Del extraño modo con que fué encantado Don Quijote de la Mancha,
con otros famosos sucesos.

¡Encerrado en una jaula de madera tirada en carro de bueyes! Muchas y muy graves historias de caballeros andantes había leído Don Quijote, pero jamás vió ni oyó que les llevasen de tal manera a los caballeros andantes, sino siempre por los aires con extraña ligereza, encerrados en alguna parda y escura nube o en algún carro de fuego. Pero es que la caballería y los encantos de su tiempo seguían otro camino distinto del seguido por los antiguos, y así cumplía para que se consumase la burlesca pasión de nuestro Caballero.

El mundo obliga a los caballeros a ir encerrados en jaula y a paso de buey. Y aun finge que llora al verlos ir así, como lo fingieron la ventera, su hija y Maritornes. Y emprendió su camino la carreta, entre los cuadrilleros, llevando Sancho de la rienda a Rocinante. Don Quijote iba sentado en la jaula, las manos atadas, tendidos los pies y arrimado a las verjas con tanto silencio y tanta paciencia como si no fuera hombre de carne... Y claro que no lo era, sino hombre de espíritu. Admiremos una vez más a Don Quijote en esta aventura, en su silencio y en su paciencia.

Y no paró aquí su pasión, sino que yendo así hubo de topar con un canónigo, hombre de sobrado sentido común. Y a las primeras de cambio, enterándole Don Quijote de quién era, le mostró ingenuamente el fondo de su heroísmo, al decirle que era caballero andante, pero no de los olvidados de la fama, sino de aquellos que ha de poner ésta su nombre en el templo de la inmortalidad, para que sirva de ejemplo y dechado de loa venideros siglos.

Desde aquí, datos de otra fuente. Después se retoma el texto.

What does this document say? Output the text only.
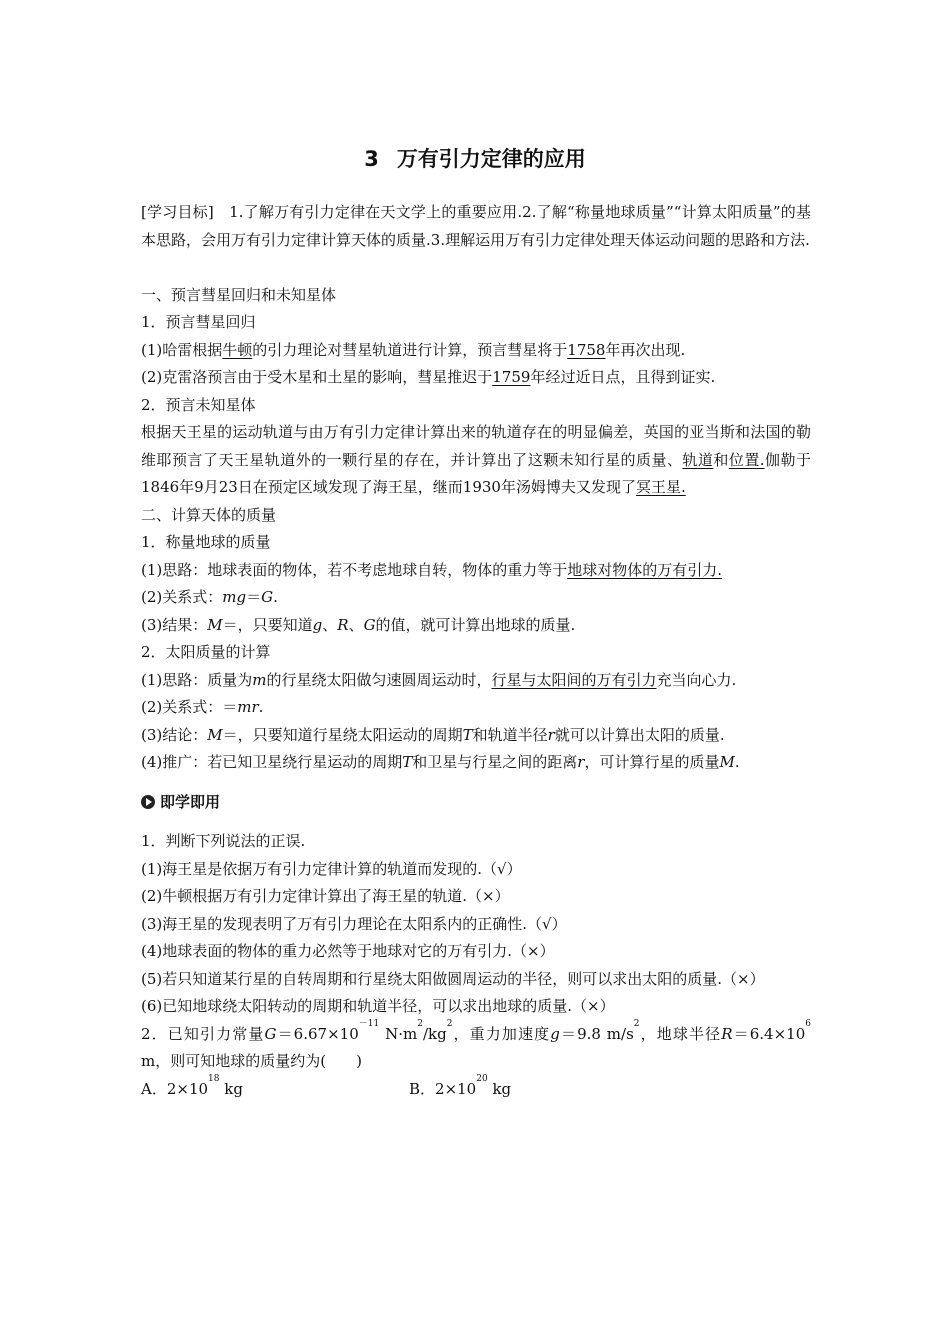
3 万有引力定律的应用

[学习目标]　1.了解万有引力定律在天文学上的重要应用.2.了解“称量地球质量”“计算太阳质量”的基本思路，会用万有引力定律计算天体的质量.3.理解运用万有引力定律处理天体运动问题的思路和方法.

一、预言彗星回归和未知星体

1．预言彗星回归

(1)哈雷根据牛顿的引力理论对彗星轨道进行计算，预言彗星将于1758年再次出现.

(2)克雷洛预言由于受木星和土星的影响，彗星推迟于1759年经过近日点，且得到证实.

2．预言未知星体

根据天王星的运动轨道与由万有引力定律计算出来的轨道存在的明显偏差，英国的亚当斯和法国的勒维耶预言了天王星轨道外的一颗行星的存在，并计算出了这颗未知行星的质量、轨道和位置.伽勒于1846年9月23日在预定区域发现了海王星，继而1930年汤姆博夫又发现了冥王星.

二、计算天体的质量

1．称量地球的质量

(1)思路：地球表面的物体，若不考虑地球自转，物体的重力等于地球对物体的万有引力.

(2)关系式：mg＝G.

(3)结果：M＝，只要知道g、R、G的值，就可计算出地球的质量.

2．太阳质量的计算

(1)思路：质量为m的行星绕太阳做匀速圆周运动时，行星与太阳间的万有引力充当向心力.

(2)关系式：＝mr.

(3)结论：M＝，只要知道行星绕太阳运动的周期T和轨道半径r就可以计算出太阳的质量.

(4)推广：若已知卫星绕行星运动的周期T和卫星与行星之间的距离r，可计算行星的质量M.

即学即用

1．判断下列说法的正误.

(1)海王星是依据万有引力定律计算的轨道而发现的.（√）

(2)牛顿根据万有引力定律计算出了海王星的轨道.（×）

(3)海王星的发现表明了万有引力理论在太阳系内的正确性.（√）

(4)地球表面的物体的重力必然等于地球对它的万有引力.（×）

(5)若只知道某行星的自转周期和行星绕太阳做圆周运动的半径，则可以求出太阳的质量.（×）

(6)已知地球绕太阳转动的周期和轨道半径，可以求出地球的质量.（×）

2．已知引力常量$G=6.67\times 10^{-11}$ $N\cdot m^2/kg^2$，重力加速度g＝9.8 $m/s^2$，地球半径$R=6.4\times 10^6$ m，则可知地球的质量约为(　　)

A．$2\times 10^{18}$ kg	B．$2\times 10^{20}$ kg
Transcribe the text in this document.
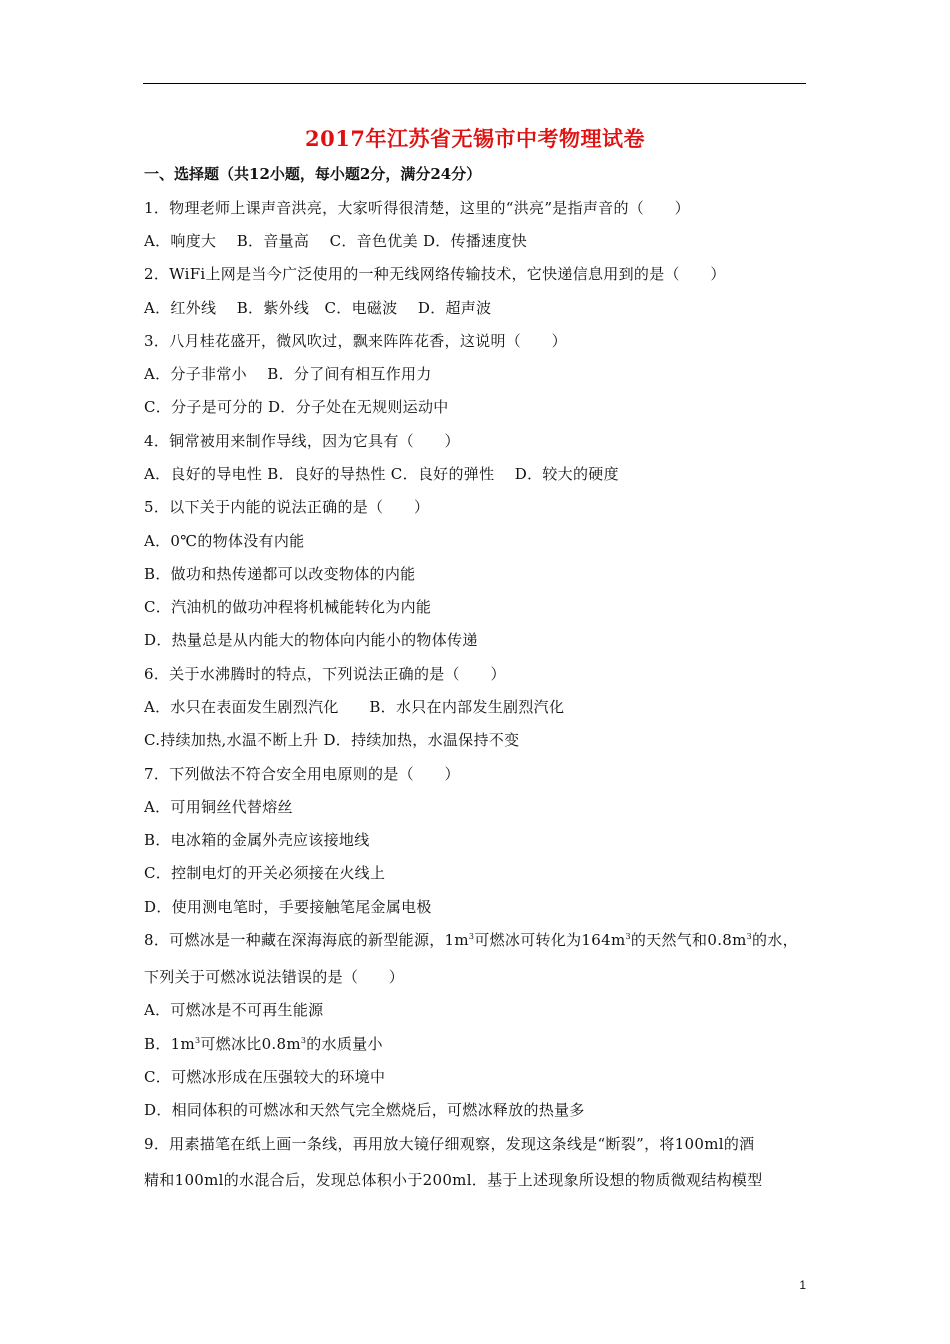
2017年江苏省无锡市中考物理试卷
一、选择题（共12小题，每小题2分，满分24分）
1．物理老师上课声音洪亮，大家听得很清楚，这里的“洪亮”是指声音的（　　）
A．响度大　 B．音量高　 C．音色优美 D．传播速度快
2．WiFi上网是当今广泛使用的一种无线网络传输技术，它快递信息用到的是（　　）
A．红外线　 B．紫外线　C．电磁波　 D．超声波
3．八月桂花盛开，微风吹过，飘来阵阵花香，这说明（　　）
A．分子非常小　 B．分了间有相互作用力
C．分子是可分的 D．分子处在无规则运动中
4．铜常被用来制作导线，因为它具有（　　）
A．良好的导电性 B．良好的导热性 C．良好的弹性　 D．较大的硬度
5．以下关于内能的说法正确的是（　　）
A．0℃的物体没有内能
B．做功和热传递都可以改变物体的内能
C．汽油机的做功冲程将机械能转化为内能
D．热量总是从内能大的物体向内能小的物体传递
6．关于水沸腾时的特点，下列说法正确的是（　　）
A．水只在表面发生剧烈汽化　　B．水只在内部发生剧烈汽化
C.持续加热,水温不断上升 D．持续加热，水温保持不变
7．下列做法不符合安全用电原则的是（　　）
A．可用铜丝代替熔丝
B．电冰箱的金属外壳应该接地线
C．控制电灯的开关必须接在火线上
D．使用测电笔时，手要接触笔尾金属电极
8．可燃冰是一种藏在深海海底的新型能源，$1m^3$可燃冰可转化为$164m^3$的天然气和$0.8m^3$的水，
下列关于可燃冰说法错误的是（　　）
A．可燃冰是不可再生能源
B．$1m^3$可燃冰比$0.8m^3$的水质量小
C．可燃冰形成在压强较大的环境中
D．相同体积的可燃冰和天然气完全燃烧后，可燃冰释放的热量多
9．用素描笔在纸上画一条线，再用放大镜仔细观察，发现这条线是“断裂”，将100ml的酒
精和100ml的水混合后，发现总体积小于200ml．基于上述现象所设想的物质微观结构模型
1
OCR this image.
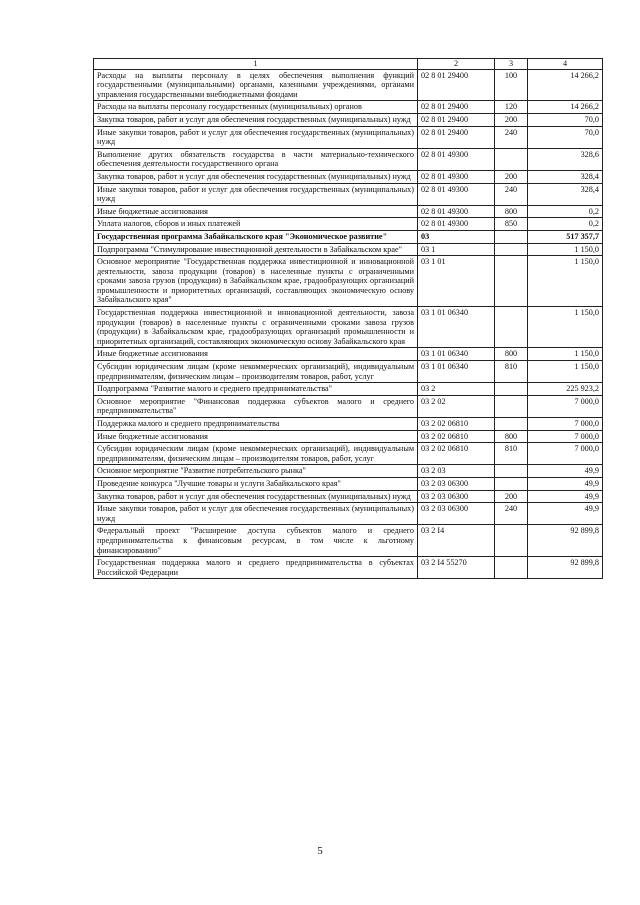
1	2	3	4
Расходы на выплаты персоналу в целях обеспечения выполнения функций государственными (муниципальными) органами, казенными учреждениями, органами управления государственными внебюджетными фондами	02 8 01 29400	100	14 266,2
Расходы на выплаты персоналу государственных (муниципальных) органов	02 8 01 29400	120	14 266,2
Закупка товаров, работ и услуг для обеспечения государственных (муниципальных) нужд	02 8 01 29400	200	70,0
Иные закупки товаров, работ и услуг для обеспечения государственных (муниципальных) нужд	02 8 01 29400	240	70,0
Выполнение других обязательств государства в части материально-технического обеспечения деятельности государственного органа	02 8 01 49300		328,6
Закупка товаров, работ и услуг для обеспечения государственных (муниципальных) нужд	02 8 01 49300	200	328,4
Иные закупки товаров, работ и услуг для обеспечения государственных (муниципальных) нужд	02 8 01 49300	240	328,4
Иные бюджетные ассигнования	02 8 01 49300	800	0,2
Уплата налогов, сборов и иных платежей	02 8 01 49300	850	0,2
Государственная программа Забайкальского края "Экономическое развитие"	03		517 357,7
Подпрограмма "Стимулирование инвестиционной деятельности в Забайкальском крае"	03 1		1 150,0
Основное мероприятие "Государственная поддержка инвестиционной и инновационной деятельности, завоза продукции (товаров) в населенные пункты с ограниченными сроками завоза грузов (продукции) в Забайкальском крае, градообразующих организаций промышленности и приоритетных организаций, составляющих экономическую основу Забайкальского края"	03 1 01		1 150,0
Государственная поддержка инвестиционной и инновационной деятельности, завоза продукции (товаров) в населенные пункты с ограниченными сроками завоза грузов (продукции) в Забайкальском крае, градообразующих организаций промышленности и приоритетных организаций, составляющих экономическую основу Забайкальского края	03 1 01 06340		1 150,0
Иные бюджетные ассигнования	03 1 01 06340	800	1 150,0
Субсидии юридическим лицам (кроме некоммерческих организаций), индивидуальным предпринимателям, физическим лицам – производителям товаров, работ, услуг	03 1 01 06340	810	1 150,0
Подпрограмма "Развитие малого и среднего предпринимательства"	03 2		225 923,2
Основное мероприятие "Финансовая поддержка субъектов малого и среднего предпринимательства"	03 2 02		7 000,0
Поддержка малого и среднего предпринимательства	03 2 02 06810		7 000,0
Иные бюджетные ассигнования	03 2 02 06810	800	7 000,0
Субсидии юридическим лицам (кроме некоммерческих организаций), индивидуальным предпринимателям, физическим лицам – производителям товаров, работ, услуг	03 2 02 06810	810	7 000,0
Основное мероприятие "Развитие потребительского рынка"	03 2 03		49,9
Проведение конкурса "Лучшие товары и услуги Забайкальского края"	03 2 03 06300		49,9
Закупка товаров, работ и услуг для обеспечения государственных (муниципальных) нужд	03 2 03 06300	200	49,9
Иные закупки товаров, работ и услуг для обеспечения государственных (муниципальных) нужд	03 2 03 06300	240	49,9
Федеральный проект "Расширение доступа субъектов малого и среднего предпринимательства к финансовым ресурсам, в том числе к льготному финансированию"	03 2 I4		92 899,8
Государственная поддержка малого и среднего предпринимательства в субъектах Российской Федерации	03 2 I4 55270		92 899,8
5
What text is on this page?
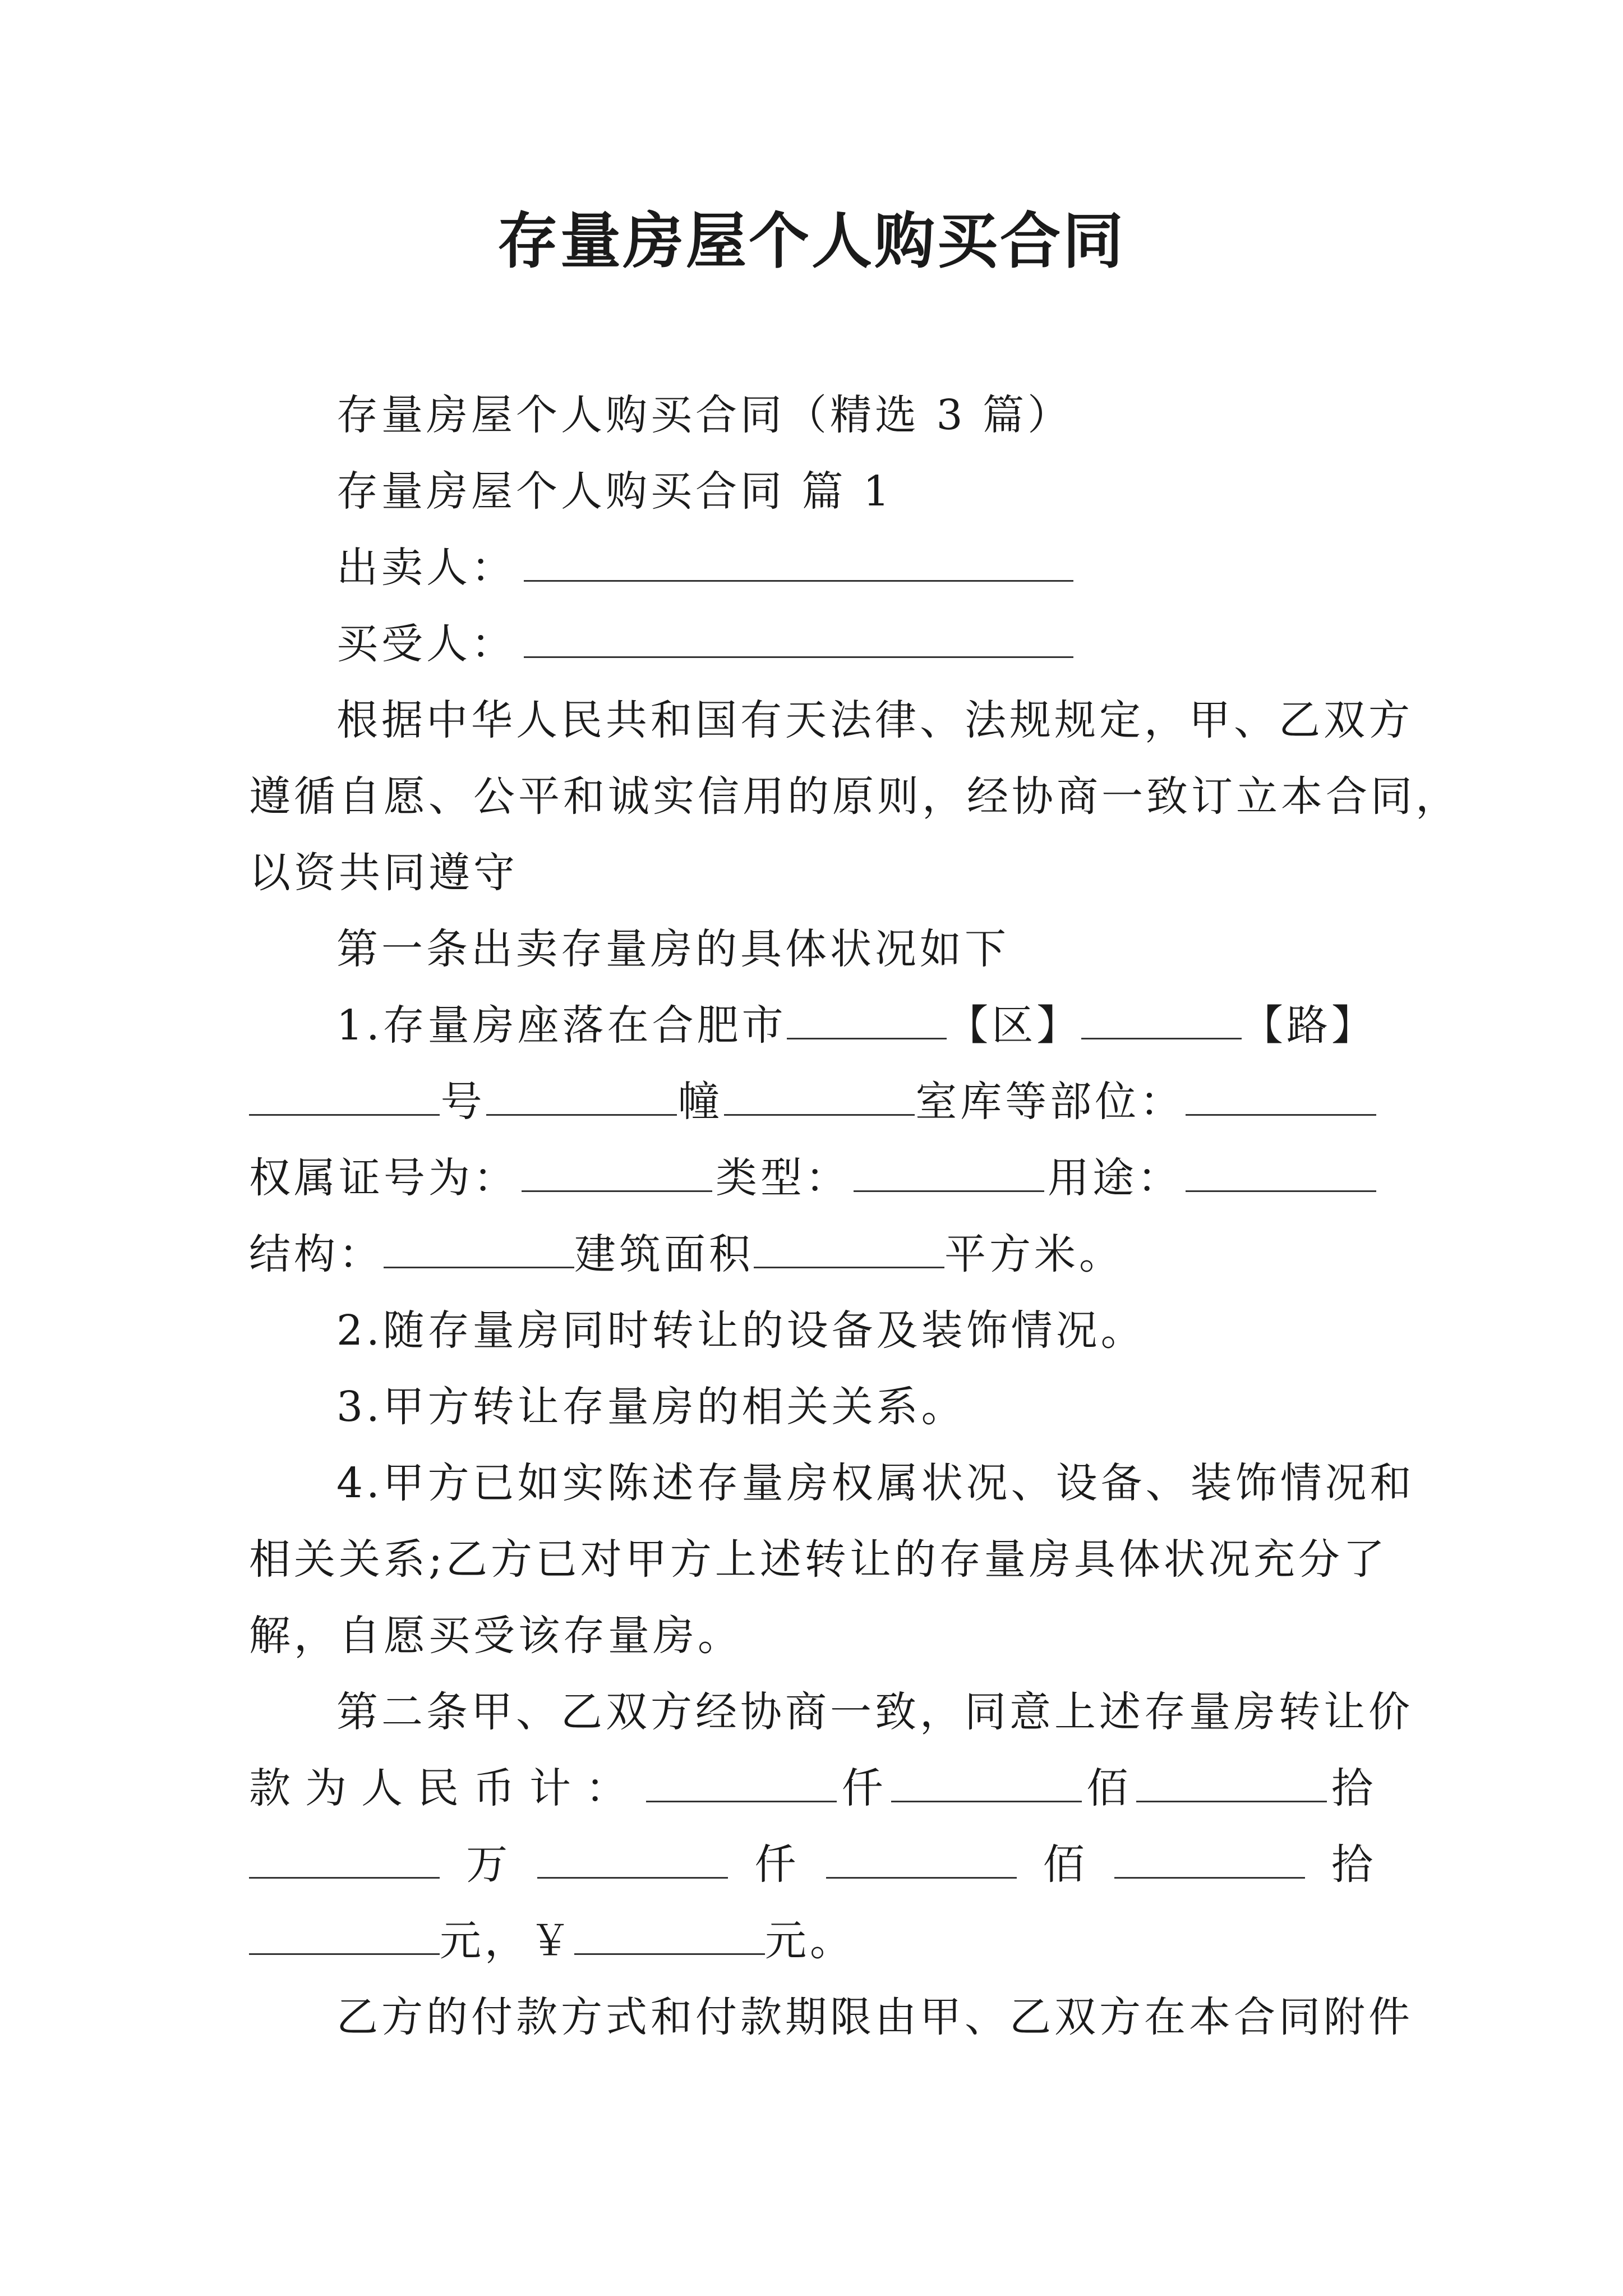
存量房屋个人购买合同
存量房屋个人购买合同（精选 3 篇）
存量房屋个人购买合同 篇 1
出卖人：
买受人：
根据中华人民共和国有天法律、法规规定，甲、乙双方
遵循自愿、公平和诚实信用的原则，经协商一致订立本合同，
以资共同遵守
第一条出卖存量房的具体状况如下
1.存量房座落在合肥市	【区】	【路】
号	幢	室库等部位：
权属证号为：	类型：	用途：
结构：	建筑面积	平方米。
2.随存量房同时转让的设备及装饰情况。
3.甲方转让存量房的相关关系。
4.甲方已如实陈述存量房权属状况、设备、装饰情况和
相关关系;乙方已对甲方上述转让的存量房具体状况充分了
解，自愿买受该存量房。
第二条甲、乙双方经协商一致，同意上述存量房转让价
款为人民币计：	仟	佰	拾
万	仟	佰	拾
元，￥	元。
乙方的付款方式和付款期限由甲、乙双方在本合同附件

¡Oh, mi heroico Caballero, que encerrado en jaula y a paso de bueyes llevado, aún crees, y crees bien, que tu nombre será puesto para los venideros siglos en el templo de la inmortalidad! Se admiró el canónigo al oir a Don Quijote y aún más de oir al cura confirmar lo dicho por él, cuando vele aquí que Sancho metió su malicioso juicio, dudando fuese encantado su amo, pues comía, bebía, hablaba y hacía sus necesidades, y encarándose con el cura le echó en rostro la su envidia.

Acertaste, fiel escudero, acertaste; la envidia y sólo la envidia enjauló a tu amo, la envidia disfrazada de caridad, la envidia de los hombres cuerdos que no pueden sufrir locura heroica, la envidia que ha erigido al sentido común en tirano nivelador. Esclavos de él eran el canónigo y el cura ¡es natural! y se pusieron a departir aparte, ensartando el primero un sin fin de ramplonadas y oquedades a cuenta de literatura.

¡Y cuán profundamente castellana fué aquella plática entre canónigo y cura! En el contacto y trato de estos espíritus alcornoqueños, lejos de gastárseles el corcho de que están recubiertos, se les acrecienta, como con el roce crece, en vez de menguar, el callo. ¡Qué alegría hubieron de sentir al encontrarse tan razonables el uno para el otro! Está visto que esta casta sólo llega a lo eterno humano, a lo divino más bien, o cuando rompe gracias a la locura la corteza que le aprisiona el alma, o cuando con la simplicidad lugareña le rezuma el alma de ella. No le falta inteligencia; sino le falta espíritu. Es brutalmente sensata, y el supuesto espiritualismo cristiano que dice profesar no es, en el fondo, sino el más crudo materialismo que puede concebirse. No le basta sentir a Dios, quiere que le demuestren matemáticamente su existencia, y aún más, necesita tragárselo.